During testing, try mounting the camcorder inside the car so it will show where the car is on the track in relation to specific landmarks. While testing, have someone time and record each lap. Find the fastest lap and then go through the videotape to see how you drove it. Then see if you can do it again. Once you are consistently running the fast times, begin timing laps in segments and concentrate on individual corners, working to improve each one until your times drop again.

"You have to concentrate on running the perfect line," says Lewis. "During testing you shouldn't be driving around problems with the car, you should be solving them. Once you get the car right, then you can begin trying things."

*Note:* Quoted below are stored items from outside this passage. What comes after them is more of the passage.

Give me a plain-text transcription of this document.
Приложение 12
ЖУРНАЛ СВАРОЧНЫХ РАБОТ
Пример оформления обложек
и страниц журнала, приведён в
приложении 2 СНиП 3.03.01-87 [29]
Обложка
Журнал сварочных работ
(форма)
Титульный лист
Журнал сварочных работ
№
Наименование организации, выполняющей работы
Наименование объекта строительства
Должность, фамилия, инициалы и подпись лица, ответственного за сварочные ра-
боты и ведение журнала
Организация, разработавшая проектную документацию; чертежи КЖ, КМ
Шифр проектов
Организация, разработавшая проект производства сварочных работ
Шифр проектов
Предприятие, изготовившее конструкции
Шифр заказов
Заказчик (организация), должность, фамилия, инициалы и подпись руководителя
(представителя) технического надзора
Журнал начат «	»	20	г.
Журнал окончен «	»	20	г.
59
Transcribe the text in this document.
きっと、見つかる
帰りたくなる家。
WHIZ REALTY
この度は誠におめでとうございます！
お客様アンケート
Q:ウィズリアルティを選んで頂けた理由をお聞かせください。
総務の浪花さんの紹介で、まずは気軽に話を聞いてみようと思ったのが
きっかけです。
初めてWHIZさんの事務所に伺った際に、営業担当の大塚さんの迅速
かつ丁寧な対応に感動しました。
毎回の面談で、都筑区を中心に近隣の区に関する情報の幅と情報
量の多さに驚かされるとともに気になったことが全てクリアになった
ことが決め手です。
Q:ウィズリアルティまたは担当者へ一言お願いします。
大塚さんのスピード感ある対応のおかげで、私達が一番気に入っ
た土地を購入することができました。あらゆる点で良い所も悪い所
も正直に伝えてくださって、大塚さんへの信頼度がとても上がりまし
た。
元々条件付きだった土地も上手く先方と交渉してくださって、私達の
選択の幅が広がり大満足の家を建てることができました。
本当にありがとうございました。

Think you are a late braker who is on the gas all the time? Install a red light on the dash where the video recorder can see both the light and the track. Wire the bulb into the brake circuit, using either the factory-provided brake light switch or a pressure-activated switch in the brake line. You may be surprised at how early-and how long-you are on the brake pedal. Most drivers aren't nearly as brave as they think ... or tell their crew chief. Using a factory switch, it costs about $2 to add the light to most cars.

You can mount a tachometer next to the red brake light to get a fairly accurate picture of where a driver gets on and off the throttle. It is also a way to check how fast the engine is turning at different points on the track, which could indicate the need for a different rearend ratio.

In-car lap timers, such as the Hot Lap system, are about $270. They use a light beam to trigger a sensor mounted on the rollcage and pointed to the outside of the track. A battery-powered trackside transmitter sends a signal to the in-car receiver each time the car passes it. A dashboard readout instantly gives the driver the last lap time, accurate to 1/100th of a second.

By mounting the readout where the video camera can also see it, you can create a visual record of every lap with how you drove it and how long it took. If you are on a track with a lot of landmarks, you can use them to time the car through portions of the track and come up with segment times.

"You can really work on a corner to get it just right," Lewis says. "Sometimes we look for the best line that will carry speed and still save the tires. Finding it sometimes means changing the turn-in point or where I get on the gas by just a little bit. We also use the timer to help us find the perfect qualifying line, the one lap where you just go out and don't worry about the tires."

Lewis says drivers can learn many things from a lap timer. "You have to have some idea of what you are doing to begin with, but that just takes time and thought," he says. "But you have to know how the car works before you know what to change."

Many drivers buy too much data acquisition, says Dave Scaler, owner of Advantage Motorsports. "They end up paying for things they don't need and will never use. And then they get so much data they don't ever begin to approach figuring out what they have, never mind what it means and how to use it."

Scaler's company builds a basic data acquisition system that costs less than a set of race tires. For under $600 the basic Advantage system can gather data on wheel and engine speeds. "If you really think about it, for most circle track applications that's all you need at the amateur level," Scaler says. "That tells you where the car was fast."

Scaler uses the example of a driver who turns laps in the low 19-second range. "His laps are all very close to one another and his crew chief brags about how consistent he is," Scaler says. "But on the first lap he was fast in Turn 1 and on the next lap he was fast in 3. The key is to find out why he was fast in 1 and why he was fast in 3 and make him turn laps where he is fast in both of them."